Drawing on data from a sequential mixed-methods (Cresswell, 2003) study examining how elementary educators in the 20 most diverse school districts in Illinois made sense of LGBTQ+ inclusive policy, this presentation explores how the problem space of queer inclusion – both as a personal belief and as a professional expectation – was communicated to and reconfigured by teachers in the first year of implementation. Utilizing sensemaking theory (Resnick, 1991; Spillane et al., 2002; Weick, 1995) and discursive institutionalism (Schmidt, 2008) as analytic tools, it zeroes in specifically on data generated from 88 video-cued qualitative interviews.

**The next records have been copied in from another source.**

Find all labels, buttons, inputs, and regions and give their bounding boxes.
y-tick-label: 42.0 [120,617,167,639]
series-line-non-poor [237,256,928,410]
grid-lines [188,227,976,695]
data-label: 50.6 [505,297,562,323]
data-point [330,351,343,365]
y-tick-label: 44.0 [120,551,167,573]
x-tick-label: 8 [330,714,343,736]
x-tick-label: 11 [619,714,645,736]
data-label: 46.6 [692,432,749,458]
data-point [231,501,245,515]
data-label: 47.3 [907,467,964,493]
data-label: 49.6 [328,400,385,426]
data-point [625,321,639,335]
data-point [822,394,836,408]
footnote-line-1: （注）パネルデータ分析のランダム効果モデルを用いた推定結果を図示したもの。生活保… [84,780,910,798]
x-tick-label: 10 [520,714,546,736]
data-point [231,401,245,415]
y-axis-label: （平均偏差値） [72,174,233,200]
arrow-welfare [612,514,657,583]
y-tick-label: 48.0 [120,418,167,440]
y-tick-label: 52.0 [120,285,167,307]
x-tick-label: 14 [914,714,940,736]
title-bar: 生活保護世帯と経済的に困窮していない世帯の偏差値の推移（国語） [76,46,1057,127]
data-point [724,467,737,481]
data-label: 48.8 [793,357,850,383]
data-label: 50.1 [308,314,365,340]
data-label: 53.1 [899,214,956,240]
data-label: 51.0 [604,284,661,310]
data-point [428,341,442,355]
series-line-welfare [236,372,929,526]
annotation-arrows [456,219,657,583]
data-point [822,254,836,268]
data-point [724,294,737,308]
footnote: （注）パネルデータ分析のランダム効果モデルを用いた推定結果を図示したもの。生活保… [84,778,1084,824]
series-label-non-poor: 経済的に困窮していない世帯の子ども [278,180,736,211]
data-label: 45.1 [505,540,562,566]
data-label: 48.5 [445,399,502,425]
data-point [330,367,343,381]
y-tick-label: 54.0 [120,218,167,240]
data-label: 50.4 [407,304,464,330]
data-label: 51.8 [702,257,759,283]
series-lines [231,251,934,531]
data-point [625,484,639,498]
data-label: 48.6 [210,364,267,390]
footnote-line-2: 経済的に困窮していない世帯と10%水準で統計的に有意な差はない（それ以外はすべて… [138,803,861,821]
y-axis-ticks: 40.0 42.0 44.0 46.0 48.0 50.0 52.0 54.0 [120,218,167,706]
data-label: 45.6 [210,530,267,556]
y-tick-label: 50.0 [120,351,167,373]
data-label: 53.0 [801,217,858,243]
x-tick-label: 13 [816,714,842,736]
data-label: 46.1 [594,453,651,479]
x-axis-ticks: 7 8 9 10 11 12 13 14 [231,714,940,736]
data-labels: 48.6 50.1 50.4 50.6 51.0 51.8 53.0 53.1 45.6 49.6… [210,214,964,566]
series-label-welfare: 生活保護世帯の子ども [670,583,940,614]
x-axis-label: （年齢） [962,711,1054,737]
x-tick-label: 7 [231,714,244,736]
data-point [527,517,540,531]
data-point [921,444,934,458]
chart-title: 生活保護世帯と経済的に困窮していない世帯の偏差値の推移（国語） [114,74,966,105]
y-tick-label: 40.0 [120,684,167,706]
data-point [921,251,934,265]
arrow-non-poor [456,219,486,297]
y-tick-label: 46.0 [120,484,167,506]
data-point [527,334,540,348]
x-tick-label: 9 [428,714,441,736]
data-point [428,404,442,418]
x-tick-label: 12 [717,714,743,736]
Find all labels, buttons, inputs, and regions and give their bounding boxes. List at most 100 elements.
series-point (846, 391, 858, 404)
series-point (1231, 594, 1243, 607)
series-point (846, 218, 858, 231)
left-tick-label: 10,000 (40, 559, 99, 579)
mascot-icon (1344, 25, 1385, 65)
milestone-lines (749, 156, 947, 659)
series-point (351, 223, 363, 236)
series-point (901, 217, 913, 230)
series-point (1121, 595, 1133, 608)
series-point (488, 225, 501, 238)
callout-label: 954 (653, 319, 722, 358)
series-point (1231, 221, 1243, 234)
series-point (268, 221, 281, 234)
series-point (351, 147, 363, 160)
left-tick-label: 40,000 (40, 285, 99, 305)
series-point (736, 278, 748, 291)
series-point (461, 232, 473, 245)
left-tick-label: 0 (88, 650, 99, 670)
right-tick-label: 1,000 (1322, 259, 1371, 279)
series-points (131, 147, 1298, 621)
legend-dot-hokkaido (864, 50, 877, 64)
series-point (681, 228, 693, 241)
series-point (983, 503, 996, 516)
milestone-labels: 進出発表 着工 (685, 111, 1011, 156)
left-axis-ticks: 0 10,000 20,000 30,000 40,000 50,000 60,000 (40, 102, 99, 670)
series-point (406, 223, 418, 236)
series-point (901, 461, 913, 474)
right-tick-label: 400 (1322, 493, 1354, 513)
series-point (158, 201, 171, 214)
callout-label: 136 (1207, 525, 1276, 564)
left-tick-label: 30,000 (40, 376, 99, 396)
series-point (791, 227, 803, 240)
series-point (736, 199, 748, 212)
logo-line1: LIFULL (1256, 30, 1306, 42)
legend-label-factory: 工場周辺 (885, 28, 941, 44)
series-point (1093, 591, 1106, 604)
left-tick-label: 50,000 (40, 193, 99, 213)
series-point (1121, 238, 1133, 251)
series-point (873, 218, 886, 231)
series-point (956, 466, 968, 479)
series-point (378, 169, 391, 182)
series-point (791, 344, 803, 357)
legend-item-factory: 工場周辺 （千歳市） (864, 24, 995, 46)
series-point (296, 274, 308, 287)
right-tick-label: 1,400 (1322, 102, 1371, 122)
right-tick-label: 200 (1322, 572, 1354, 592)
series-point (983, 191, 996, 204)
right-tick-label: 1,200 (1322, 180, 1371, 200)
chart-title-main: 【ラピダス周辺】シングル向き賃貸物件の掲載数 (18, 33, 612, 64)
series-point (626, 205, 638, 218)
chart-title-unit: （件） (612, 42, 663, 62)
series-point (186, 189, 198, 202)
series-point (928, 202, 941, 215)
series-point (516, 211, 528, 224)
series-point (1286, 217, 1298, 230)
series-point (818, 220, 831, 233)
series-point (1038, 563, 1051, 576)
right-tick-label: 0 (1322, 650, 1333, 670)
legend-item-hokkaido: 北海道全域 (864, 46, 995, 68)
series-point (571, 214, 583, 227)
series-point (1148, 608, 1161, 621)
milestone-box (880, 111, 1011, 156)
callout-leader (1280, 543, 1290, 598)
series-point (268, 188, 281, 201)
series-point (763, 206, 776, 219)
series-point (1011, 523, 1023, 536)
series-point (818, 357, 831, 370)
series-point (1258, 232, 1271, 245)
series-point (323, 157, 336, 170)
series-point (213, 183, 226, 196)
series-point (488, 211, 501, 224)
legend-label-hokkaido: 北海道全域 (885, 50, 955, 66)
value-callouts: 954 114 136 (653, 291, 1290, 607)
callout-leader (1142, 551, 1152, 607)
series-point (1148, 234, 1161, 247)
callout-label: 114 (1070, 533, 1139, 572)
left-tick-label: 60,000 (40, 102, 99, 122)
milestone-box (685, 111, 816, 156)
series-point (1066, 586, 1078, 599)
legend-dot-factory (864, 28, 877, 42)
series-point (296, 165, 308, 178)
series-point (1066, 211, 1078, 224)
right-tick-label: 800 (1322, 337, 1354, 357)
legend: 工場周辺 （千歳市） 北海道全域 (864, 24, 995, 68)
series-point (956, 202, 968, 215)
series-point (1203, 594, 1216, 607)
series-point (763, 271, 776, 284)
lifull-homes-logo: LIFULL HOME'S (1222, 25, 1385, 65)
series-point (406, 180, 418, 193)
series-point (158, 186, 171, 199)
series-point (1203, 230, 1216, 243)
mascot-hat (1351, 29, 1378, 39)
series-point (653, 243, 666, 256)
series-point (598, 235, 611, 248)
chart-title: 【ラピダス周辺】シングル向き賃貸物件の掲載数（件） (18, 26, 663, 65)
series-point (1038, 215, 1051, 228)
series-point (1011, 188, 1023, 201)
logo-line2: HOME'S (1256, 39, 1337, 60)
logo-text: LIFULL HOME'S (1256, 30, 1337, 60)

Highlighting how educators responded to a video-recorded professional development seminar that framed the teaching of LGBTQ+ inclusive social studies as a “closed” curricular issue (Hess, 2007), findings highlight how teachers’ personal feelings and co-constructed understandings of policy (as refracted through their school, district, and community) were complicated and pushed them to understand the issue of queer-inclusion as complex and “tipping,” regardless of the law.
Joining other scholars interrogating LGBTQ+ policy implementation and practice at a national level (see, for example, Farley & Leonardi, 2021; Leonardi, 2017; Leonardi & Moses, 2021; Loutzenheiser, 2015; Meyer & Keenan, 2018; Taylor et al., 2016), this project aims not only to contributes significant understandings into the ideological constraints and supports of state-level K-12 policy implementation, but establishes a foundation for understanding the contextual factors and ethical dilemmas elementary educators, an under-studied group, employ in framing LGBTQ+-inclusion.